Este tipo de discriminação também funciona como uma força fraturante no seio dos próprios grupos étnicos, sendo que algumas minorias expressam atitudes e preferências semelhantes — esta é, sem dúvida, uma das heranças deixadas pelo colonialismo. Em vez de dizerem a uma mulher negra que ela é bonita ou inteligente, pessoas de todas as raças, incluindo alguns homens negros, perpetuam a suposição de que essas características só podem ser alcançadas através da existência de relações interraciais na linhagem familiar.
“Tens tanta sorte! Não precisas de bronzear”
Sim, as pessoas negras têm mais melanina, uma proteína que é responsável pela pigmentação da pele, do cabelo e de outros pelos no corpo. A dita sorte por termos um “bronze natural” prende-se com as preferências pessoais de cada um em relação ao tom de pele. Porém, há uma ideia errónea de que não conseguimos ficar bronzeados.

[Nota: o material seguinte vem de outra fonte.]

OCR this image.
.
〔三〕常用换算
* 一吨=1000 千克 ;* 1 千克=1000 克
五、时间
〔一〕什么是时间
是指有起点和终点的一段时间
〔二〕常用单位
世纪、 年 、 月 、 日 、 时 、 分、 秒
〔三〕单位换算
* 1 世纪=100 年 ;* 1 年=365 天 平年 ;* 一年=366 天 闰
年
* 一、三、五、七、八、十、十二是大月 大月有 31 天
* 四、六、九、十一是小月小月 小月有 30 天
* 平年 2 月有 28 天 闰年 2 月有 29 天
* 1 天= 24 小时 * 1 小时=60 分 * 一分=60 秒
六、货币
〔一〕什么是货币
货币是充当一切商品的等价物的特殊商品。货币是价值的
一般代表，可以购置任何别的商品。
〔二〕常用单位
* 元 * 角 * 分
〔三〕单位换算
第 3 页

Spoiler alert: sim, nós ficamos mais escuros com a exposição solar, tal como acontece com qualquer ser humano. Embora tenhamos menos probabilidades apanhar escaldões ou de ter cancro da pele, não deixamos de estar vulneráveis aos efeitos nocivos dos raios solares e precisamos de proteção e cuidados *como toda a gente*.

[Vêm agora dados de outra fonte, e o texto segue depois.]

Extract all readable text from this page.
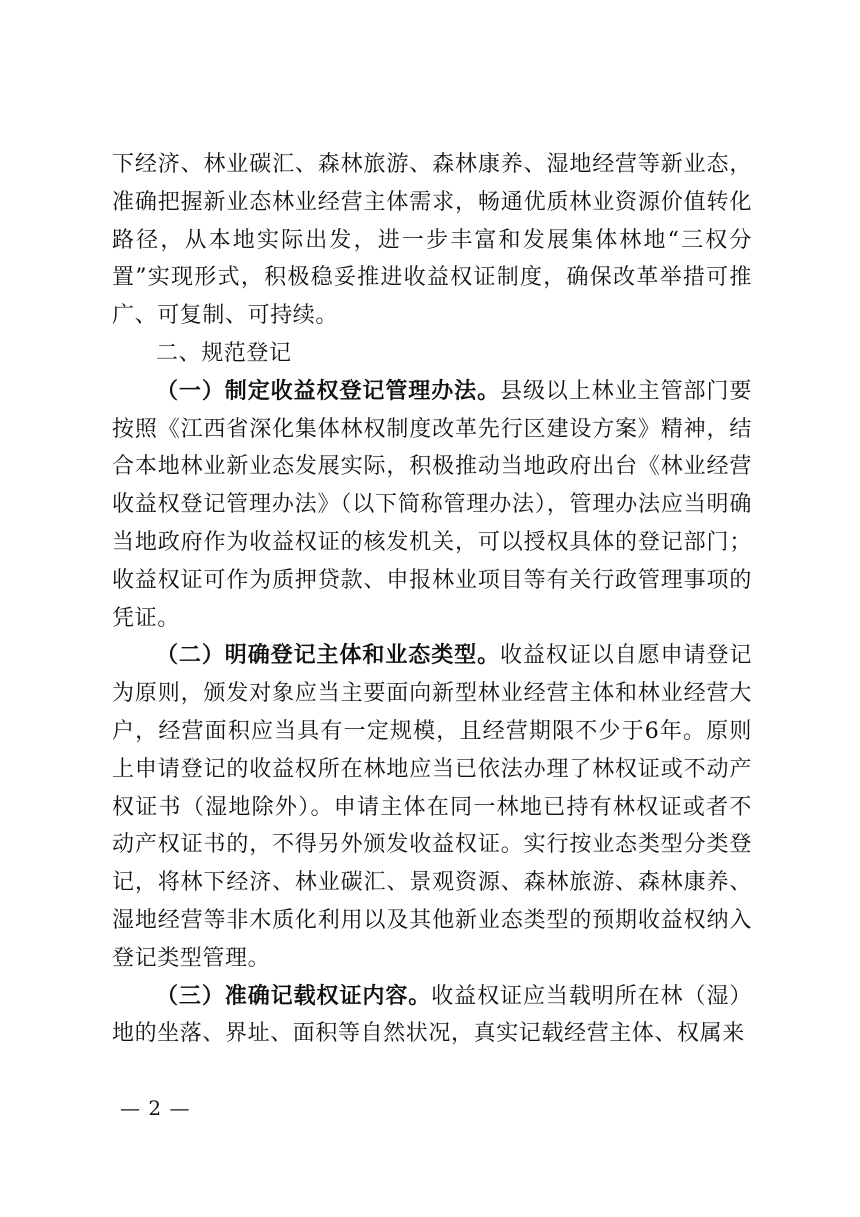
下经济、林业碳汇、森林旅游、森林康养、湿地经营等新业态，准确把握新业态林业经营主体需求，畅通优质林业资源价值转化路径，从本地实际出发，进一步丰富和发展集体林地“三权分置”实现形式，积极稳妥推进收益权证制度，确保改革举措可推广、可复制、可持续。

二、规范登记

（一）制定收益权登记管理办法。县级以上林业主管部门要按照《江西省深化集体林权制度改革先行区建设方案》精神，结合本地林业新业态发展实际，积极推动当地政府出台《林业经营收益权登记管理办法》（以下简称管理办法），管理办法应当明确当地政府作为收益权证的核发机关，可以授权具体的登记部门；收益权证可作为质押贷款、申报林业项目等有关行政管理事项的凭证。

（二）明确登记主体和业态类型。收益权证以自愿申请登记为原则，颁发对象应当主要面向新型林业经营主体和林业经营大户，经营面积应当具有一定规模，且经营期限不少于6年。原则上申请登记的收益权所在林地应当已依法办理了林权证或不动产权证书（湿地除外）。申请主体在同一林地已持有林权证或者不动产权证书的，不得另外颁发收益权证。实行按业态类型分类登记，将林下经济、林业碳汇、景观资源、森林旅游、森林康养、湿地经营等非木质化利用以及其他新业态类型的预期收益权纳入登记类型管理。

（三）准确记载权证内容。收益权证应当载明所在林（湿）地的坐落、界址、面积等自然状况，真实记载经营主体、权属来

— 2 —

“Tenho uma queda para negras”
Alô? Noção precisa-se. As negras não são todas iguais. Então, quem diz isto sente-se atraído especificamente pelo quê? Dependendo da resposta, poderá estar a sugerir que só tem interesse nos estereótipos associados às mulheres negras, e não nas características individuais de cada uma. Não há nada de errado em achar certos detalhes atraentes — penteados, traços faciais ou diferentes tipos de corpo — mas é perigoso sugerir que qualquer combinação dessas qualidades representa o todo de uma etnia.